Other option is to use record and ignore custom delimiter

data DecodeOptions = DO { decDelim :: Word8, spaceDelim :: Bool }

Shimuuar · 2013-01-03T11:55:48Z

Maybe flag for skipping header should go to the DecodeOptions too

tibbe · 2013-01-04T16:18:55Z

Could you describe the grammar and escaping rules for space delimited data? Can there be multiple spaces between columns? Can there be other space characters than ASCII spaces?

I think we should be able to support this by adding fields to DecodeOptions for recognizing the separators, escaping the right characters, etc. Python does it this way. I don't think we need new top-level functions, except a convenient spaceDelimDecodeOptions :: DecodeOptions constant.

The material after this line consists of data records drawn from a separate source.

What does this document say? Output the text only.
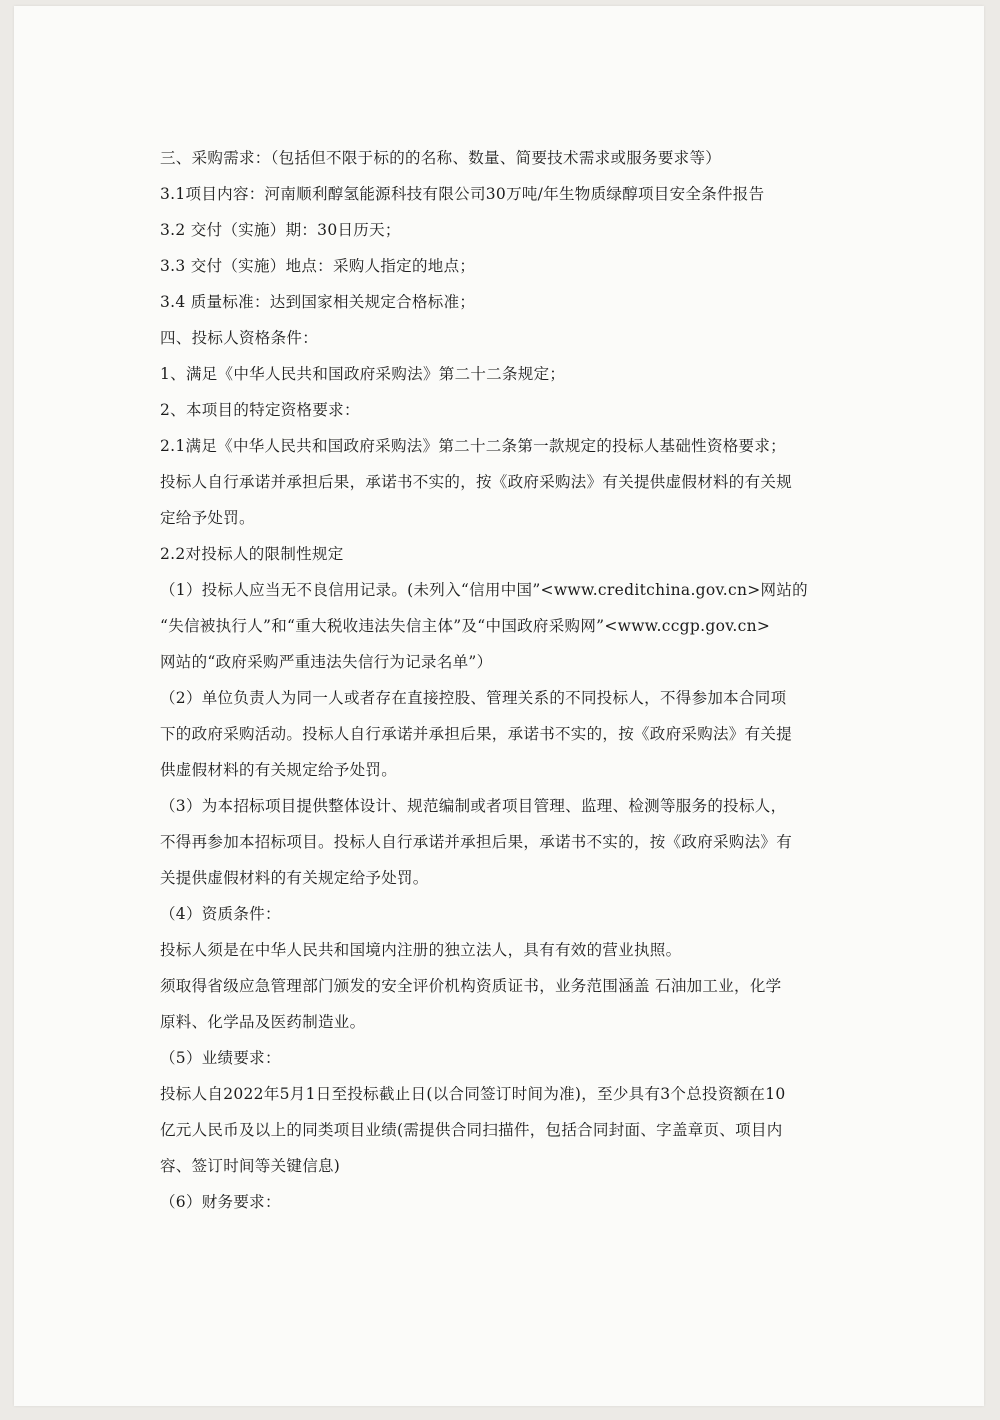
三、采购需求：（包括但不限于标的的名称、数量、简要技术需求或服务要求等）

3.1项目内容：河南顺利醇氢能源科技有限公司30万吨/年生物质绿醇项目安全条件报告

3.2 交付（实施）期：30日历天；

3.3 交付（实施）地点：采购人指定的地点；

3.4 质量标准：达到国家相关规定合格标准；

四、投标人资格条件：

1、满足《中华人民共和国政府采购法》第二十二条规定；

2、本项目的特定资格要求：

2.1满足《中华人民共和国政府采购法》第二十二条第一款规定的投标人基础性资格要求；

投标人自行承诺并承担后果，承诺书不实的，按《政府采购法》有关提供虚假材料的有关规

定给予处罚。

2.2对投标人的限制性规定

（1）投标人应当无不良信用记录。(未列入“信用中国”<www.creditchina.gov.cn>网站的

“失信被执行人”和“重大税收违法失信主体”及“中国政府采购网”<www.ccgp.gov.cn>

网站的“政府采购严重违法失信行为记录名单”）

（2）单位负责人为同一人或者存在直接控股、管理关系的不同投标人，不得参加本合同项

下的政府采购活动。投标人自行承诺并承担后果，承诺书不实的，按《政府采购法》有关提

供虚假材料的有关规定给予处罚。

（3）为本招标项目提供整体设计、规范编制或者项目管理、监理、检测等服务的投标人，

不得再参加本招标项目。投标人自行承诺并承担后果，承诺书不实的，按《政府采购法》有

关提供虚假材料的有关规定给予处罚。

（4）资质条件：

投标人须是在中华人民共和国境内注册的独立法人，具有有效的营业执照。

须取得省级应急管理部门颁发的安全评价机构资质证书，业务范围涵盖 石油加工业，化学

原料、化学品及医药制造业。

（5）业绩要求：

投标人自2022年5月1日至投标截止日(以合同签订时间为准)，至少具有3个总投资额在10

亿元人民币及以上的同类项目业绩(需提供合同扫描件，包括合同封面、字盖章页、项目内

容、签订时间等关键信息)

（6）财务要求：
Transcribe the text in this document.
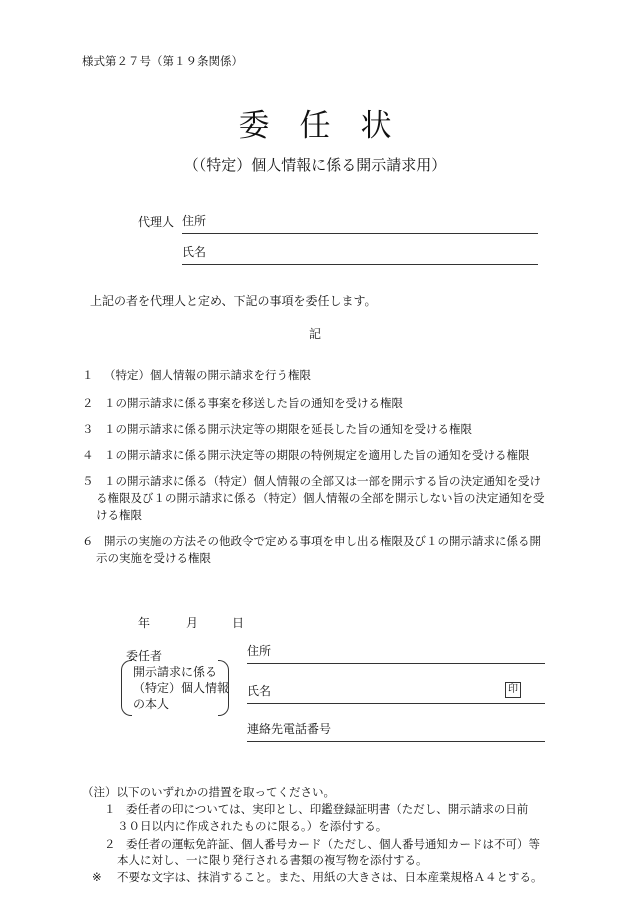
様式第２７号（第１９条関係）
委任状
（（特定）個人情報に係る開示請求用）
代理人 住所
氏名
上記の者を代理人と定め、下記の事項を委任します。
記
１ （特定）個人情報の開示請求を行う権限
２ １の開示請求に係る事案を移送した旨の通知を受ける権限
３ １の開示請求に係る開示決定等の期限を延長した旨の通知を受ける権限
４ １の開示請求に係る開示決定等の期限の特例規定を適用した旨の通知を受ける権限
５ １の開示請求に係る（特定）個人情報の全部又は一部を開示する旨の決定通知を受ける権限及び１の開示請求に係る（特定）個人情報の全部を開示しない旨の決定通知を受ける権限
６ 開示の実施の方法その他政令で定める事項を申し出る権限及び１の開示請求に係る開示の実施を受ける権限
年	月	日
委任者
開示請求に係る
（特定）個人情報
の本人
住所
氏名	印
連絡先電話番号
（注）以下のいずれかの措置を取ってください。
１ 委任者の印については、実印とし、印鑑登録証明書（ただし、開示請求の日前
３０日以内に作成されたものに限る。）を添付する。
２ 委任者の運転免許証、個人番号カード（ただし、個人番号通知カードは不可）等
本人に対し、一に限り発行される書類の複写物を添付する。
※ 不要な文字は、抹消すること。また、用紙の大きさは、日本産業規格Ａ４とする。
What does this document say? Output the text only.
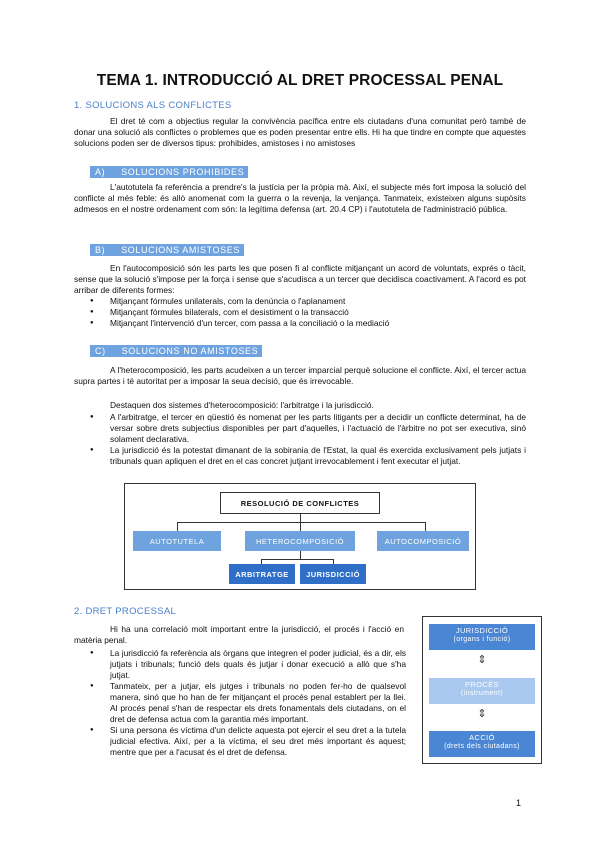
TEMA 1. INTRODUCCIÓ AL DRET PROCESSAL PENAL
1. SOLUCIONS ALS CONFLICTES
El dret té com a objectius regular la convivència pacífica entre els ciutadans d'una comunitat però també de donar una solució als conflictes o problemes que es poden presentar entre ells. Hi ha que tindre en compte que aquestes solucions poden ser de diversos tipus: prohibides, amistoses i no amistoses
A) SOLUCIONS PROHIBIDES
L'autotutela fa referència a prendre's la justícia per la pròpia mà. Així, el subjecte més fort imposa la solució del conflicte al més feble: és allò anomenat com la guerra o la revenja, la venjança. Tanmateix, existeixen alguns supòsits admesos en el nostre ordenament com són: la legítima defensa (art. 20.4 CP) i l'autotutela de l'administració pública.
B) SOLUCIONS AMISTOSES
En l'autocomposició són les parts les que posen fi al conflicte mitjançant un acord de voluntats, exprés o tàcit, sense que la solució s'impose per la força i sense que s'acudisca a un tercer que decidisca coactivament. A l'acord es pot arribar de diferents formes:
● Mitjançant fórmules unilaterals, com la denúncia o l'aplanament
● Mitjançant fórmules bilaterals, com el desistiment o la transacció
● Mitjançant l'intervenció d'un tercer, com passa a la conciliació o la mediació
C) SOLUCIONS NO AMISTOSES
A l'heterocomposició, les parts acudeixen a un tercer imparcial perquè solucione el conflicte. Així, el tercer actua supra partes i té autoritat per a imposar la seua decisió, que és irrevocable.
Destaquen dos sistemes d'heterocomposició: l'arbitratge i la jurisdicció.
● A l'arbitratge, el tercer en qüestió és nomenat per les parts litigants per a decidir un conflicte determinat, ha de versar sobre drets subjectius disponibles per part d'aquelles, i l'actuació de l'àrbitre no pot ser executiva, sinó solament declarativa.
● La jurisdicció és la potestat dimanant de la sobirania de l'Estat, la qual és exercida exclusivament pels jutjats i tribunals quan apliquen el dret en el cas concret jutjant irrevocablement i fent executar el jutjat.
RESOLUCIÓ DE CONFLICTES
AUTOTUTELA	HETEROCOMPOSICIÓ	AUTOCOMPOSICIÓ
ARBITRATGE	JURISDICCIÓ
2. DRET PROCESSAL
Hi ha una correlació molt important entre la jurisdicció, el procés i l'acció en matèria penal.
● La jurisdicció fa referència als òrgans que integren el poder judicial, és a dir, els jutjats i tribunals; funció dels quals és jutjar i donar execució a allò que s'ha jutjat.
● Tanmateix, per a jutjar, els jutges i tribunals no poden fer-ho de qualsevol manera, sinó que ho han de fer mitjançant el procés penal establert per la llei. Al procés penal s'han de respectar els drets fonamentals dels ciutadans, on el dret de defensa actua com la garantia més important.
● Si una persona és víctima d'un delicte aquesta pot ejercir el seu dret a la tutela judicial efectiva. Així, per a la víctima, el seu dret més important és aquest; mentre que per a l'acusat és el dret de defensa.
JURISDICCIÓ
(organs i funció)
⇕
PROCÉS
(instrument)
⇕
ACCIÓ
(drets dels ciutadans)
1
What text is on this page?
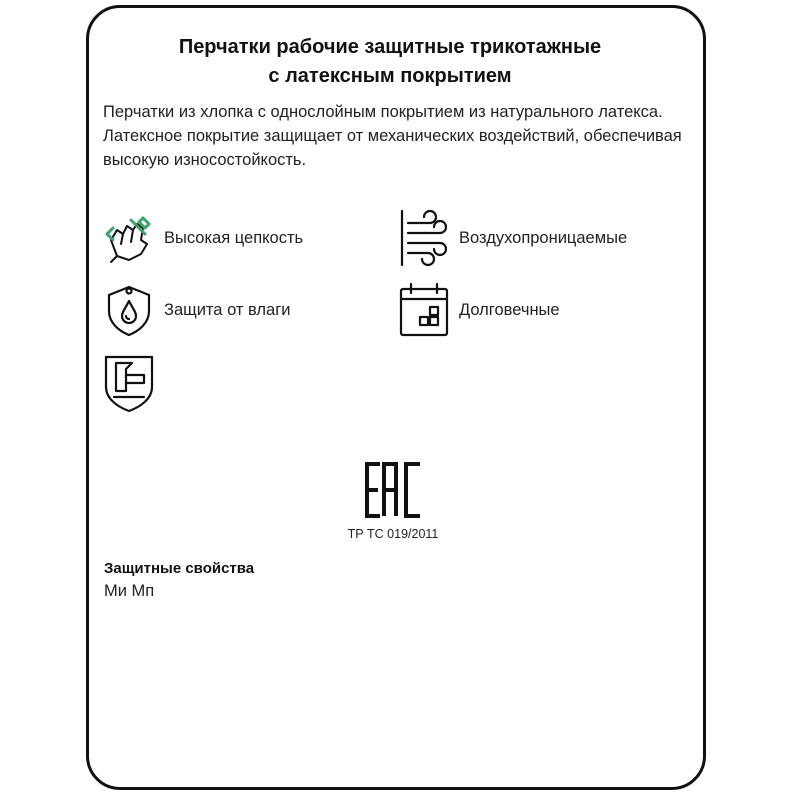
Перчатки рабочие защитные трикотажные
с латексным покрытием
Перчатки из хлопка с однослойным покрытием из натурального латекса. Латексное покрытие защищает от механических воздействий, обеспечивая высокую износостойкость.
Высокая цепкость	Воздухопроницаемые
Защита от влаги	Долговечные
ТР ТС 019/2011
Защитные свойства
Ми Мп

Shimuuar · 2013-01-04T17:29:16Z

AFAIK there is no standard for space-delimited data (or however it called). And if such standard does exist no one cares and just do whatever he like. So it's important to be permissive. Fields are separated by one or more space or tab or any mixture of them. Also leading and trailing spaces should be dropped. Following data have both leading spaces, multiple spaces as separator and trailing spaces

   1 a   1.22
 123 bcd 3.3
  88 c   0.4   ← invisible trailng space
1078 d   0.4

Escaping rules are complicated matter. I work mostly with numbers so I don't know waht escaping schemes are used. I assumed CSV escaping.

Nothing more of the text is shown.